Biegłem wąską ścieżką tuż przy rzece. Uciekałem przed kojotami wysłanymi przez Smain'a(demona który chce zdobyć amulet Ying - Yang)
Biegłem wzdłuż gęsto posadzonego lasu. A nurt w rzece był za silny, by go przepłynąć. Więc nie było jak skręcić. W końcu, gdy deptali mi po piętach zdecydowałem się przeskoczyć rzekę. Nie była ona strasznie gruba więc miałem szanse. Odbiłem się od lądu i przeskoczyłem.
Kojoty też tak chciały lecz im się nie udało i wpadli do rzeki.
Poszedłem dalej. Szedłem spokoje oglądając piękne tereny, za rzeką. Rozejrzałem się i zobaczyłem jezioro.

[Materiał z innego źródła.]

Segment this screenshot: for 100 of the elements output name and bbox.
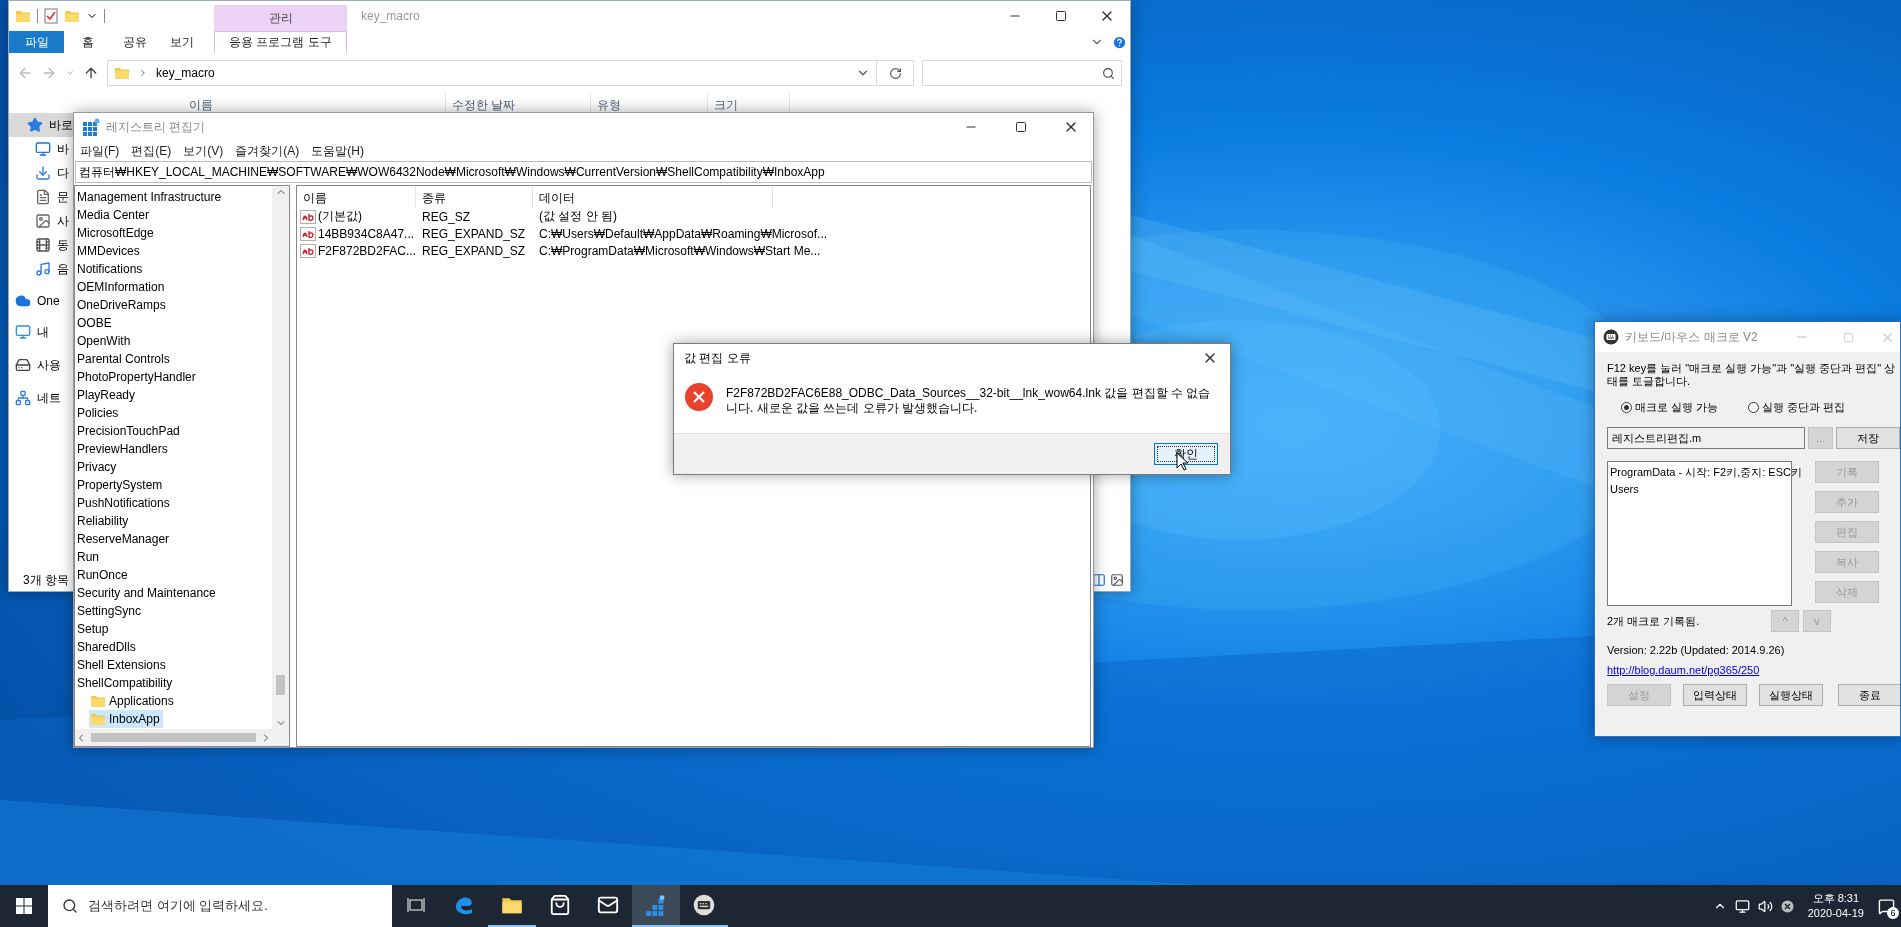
table-cell: 14BB934C8A47... <box>318 226 415 241</box>
nav-item[interactable]: 음 <box>9 257 73 281</box>
tree-item[interactable]: Security and Maintenance <box>75 584 219 602</box>
horizontal-scrollbar[interactable] <box>75 729 289 746</box>
tree-item[interactable]: Shell Extensions <box>75 656 169 674</box>
menu-item[interactable]: 파일(F) <box>80 142 120 160</box>
tree-item[interactable]: SharedDlls <box>75 638 139 656</box>
menu-item[interactable]: 도움말(H) <box>311 142 364 160</box>
search-field[interactable]: 검색하려면 여기에 입력하세요. <box>48 885 392 927</box>
menu-item[interactable]: 보기(V) <box>183 142 224 160</box>
search-field[interactable] <box>922 60 1122 86</box>
radio-button[interactable] <box>1621 402 1632 413</box>
volume-icon[interactable] <box>1757 898 1773 914</box>
tree-item[interactable]: OpenWith <box>75 332 134 350</box>
nav-item[interactable]: 바로 <box>9 113 73 137</box>
tree-item[interactable]: MMDevices <box>75 242 143 260</box>
refresh-button[interactable] <box>876 60 914 86</box>
tree-item[interactable]: Notifications <box>75 260 146 278</box>
action-button[interactable]: 입력상태 <box>1683 684 1747 706</box>
file-name-field[interactable]: 레지스트리편집.m <box>1607 427 1805 449</box>
desktop-icon <box>35 141 51 157</box>
nav-item[interactable]: 바 <box>9 137 73 161</box>
status-text: 3개 항목 <box>23 571 69 589</box>
thumbnail-view-icon[interactable] <box>1110 573 1124 587</box>
maximize-icon[interactable] <box>1015 121 1027 133</box>
action-button[interactable]: 종료 <box>1838 684 1900 706</box>
tree-item[interactable]: OEMInformation <box>75 278 168 296</box>
tree-item[interactable]: OneDriveRamps <box>75 296 169 314</box>
nav-item[interactable]: 동 <box>9 233 73 257</box>
address-bar[interactable]: key_macro <box>107 60 877 86</box>
tree-item[interactable]: PushNotifications <box>75 494 173 512</box>
folder-icon <box>114 65 130 81</box>
shopping-bag-icon <box>549 894 571 916</box>
network-icon[interactable] <box>1734 898 1750 914</box>
ribbon-tab[interactable]: 파일 <box>9 31 64 53</box>
download-icon <box>35 165 51 181</box>
tree-item[interactable]: ReserveManager <box>75 530 173 548</box>
menu-item[interactable]: 즐겨찾기(A) <box>235 142 300 160</box>
menu-item[interactable]: 편집(E) <box>131 142 172 160</box>
column-header[interactable]: 데이터 <box>533 186 773 208</box>
tree-item[interactable]: Parental Controls <box>75 350 173 368</box>
nav-item[interactable]: 네트 <box>9 386 73 410</box>
tree-item[interactable]: PlayReady <box>75 386 139 404</box>
radio-option[interactable]: 매크로 실행 가능 <box>1621 400 1719 415</box>
tree-item[interactable]: ShellCompatibility <box>75 674 176 692</box>
folder-icon <box>15 8 31 24</box>
tree-item[interactable]: Run <box>75 548 102 566</box>
column-header[interactable]: 종류 <box>416 186 533 208</box>
list-item[interactable]: ProgramData - 시작: F2키,중지: ESC키 <box>1610 464 1806 481</box>
address-bar[interactable]: 컴퓨터₩HKEY_LOCAL_MACHINE₩SOFTWARE₩WOW6432Node₩Microsoft₩Windows₩CurrentVersion₩ShellCompatibility₩InboxApp <box>75 161 1092 183</box>
monitor-icon <box>15 324 31 340</box>
link[interactable]: http://blog.daum.net/pg365/250 <box>1607 664 1760 676</box>
ribbon-tab[interactable]: 응용 프로그램 도구 <box>214 31 347 53</box>
vertical-scrollbar[interactable] <box>272 186 289 729</box>
save-button[interactable]: 저장 <box>1836 427 1900 449</box>
start-icon[interactable] <box>16 898 32 914</box>
tree-item[interactable]: Policies <box>75 404 122 422</box>
maximize-icon[interactable] <box>1055 10 1067 22</box>
tree-item[interactable]: Management Infrastructure <box>75 188 225 206</box>
tree-item[interactable]: MicrosoftEdge <box>75 224 157 242</box>
details-view-icon[interactable] <box>1092 573 1106 587</box>
help-icon[interactable] <box>1111 34 1127 50</box>
nav-item[interactable]: 다 <box>9 161 73 185</box>
dialog-title: 값 편집 오류 <box>684 349 751 367</box>
tree-item[interactable]: PhotoPropertyHandler <box>75 368 199 386</box>
radio-option[interactable]: 실행 중단과 편집 <box>1748 400 1846 415</box>
column-header[interactable]: 이름 <box>297 186 416 208</box>
tree-item[interactable]: OOBE <box>75 314 115 332</box>
tree-item[interactable]: Media Center <box>75 206 153 224</box>
clock[interactable]: 오후 8:31 2020-04-19 <box>1807 891 1864 921</box>
tree-item[interactable]: Applications <box>89 692 177 710</box>
network-icon <box>15 390 31 406</box>
nav-item[interactable]: 내 <box>9 320 73 344</box>
tree-item[interactable]: Setup <box>75 620 112 638</box>
notification-icon[interactable] <box>1878 897 1895 915</box>
cloud-icon <box>15 293 31 309</box>
tree-item[interactable]: RunOnce <box>75 566 131 584</box>
tree-item[interactable]: PreviewHandlers <box>75 440 171 458</box>
table-cell: C:₩Users₩Default₩AppData₩Roaming₩Microsof... <box>539 226 828 241</box>
refresh-icon <box>888 66 902 80</box>
tree-item[interactable]: Privacy <box>75 458 120 476</box>
tree-item[interactable]: Reliability <box>75 512 132 530</box>
image-icon <box>35 213 51 229</box>
version-text: Version: 2.22b (Updated: 2014.9.26) <box>1607 644 1785 656</box>
action-button[interactable]: 실행상태 <box>1759 684 1823 706</box>
radio-button[interactable] <box>1748 402 1760 413</box>
error-badge-icon[interactable] <box>1780 899 1794 913</box>
tree-item[interactable]: PrecisionTouchPad <box>75 422 183 440</box>
scroll-thumb[interactable] <box>91 733 256 742</box>
scroll-thumb[interactable] <box>276 675 285 695</box>
nav-item[interactable]: 문 <box>9 185 73 209</box>
nav-item[interactable]: One <box>9 289 73 313</box>
up-icon[interactable] <box>83 65 99 81</box>
tree-item[interactable]: InboxApp <box>89 710 163 728</box>
tree-item[interactable]: PropertySystem <box>75 476 166 494</box>
nav-item[interactable]: 사용 <box>9 353 73 377</box>
list-item[interactable]: Users <box>1610 481 1643 498</box>
tree-item[interactable]: SettingSync <box>75 602 145 620</box>
search-icon <box>62 898 78 914</box>
nav-item[interactable]: 사 <box>9 209 73 233</box>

- "Zostanę przy nim na jakiś czas"- pomyślałem
Później poszedłem na polowanie. Po powrocie nastawał już mrok. Chciałem się napić, ale woda zrobiła, się jakaś dziwna. Była mętna i czarna. Zajrzałem w sam środek jeziora. Nie było widać tam mojego odbicia, ale jakiegoś czarnego wilka. Śmiał się.
- Czego chcesz?!- krzyknąłem rozglądając się w około.
Odpowiedzi nie usłyszałem.
-"Jakiś dziwak" -pomyślałem i poszedłem sobie.
W pewnej chwili usłyszałem czyjeś kroki.
- To na pewno kojoty- szepnąłem do siebie
Zacząłem warczeć i skoczyłem w krzaki, gdzie słyszałem kroki. Okazało się, że to nie były kojoty tylko jakaś wadera.
- Przepraszam! - zeskoczyłem z wilczycy- Jestem Oroz...
Pomogłem jej wstać.
- Co ci odbiło skacząc na mnie?! - zapytała gniewnie
- Myślałem, że to moi wrogowie kojoty....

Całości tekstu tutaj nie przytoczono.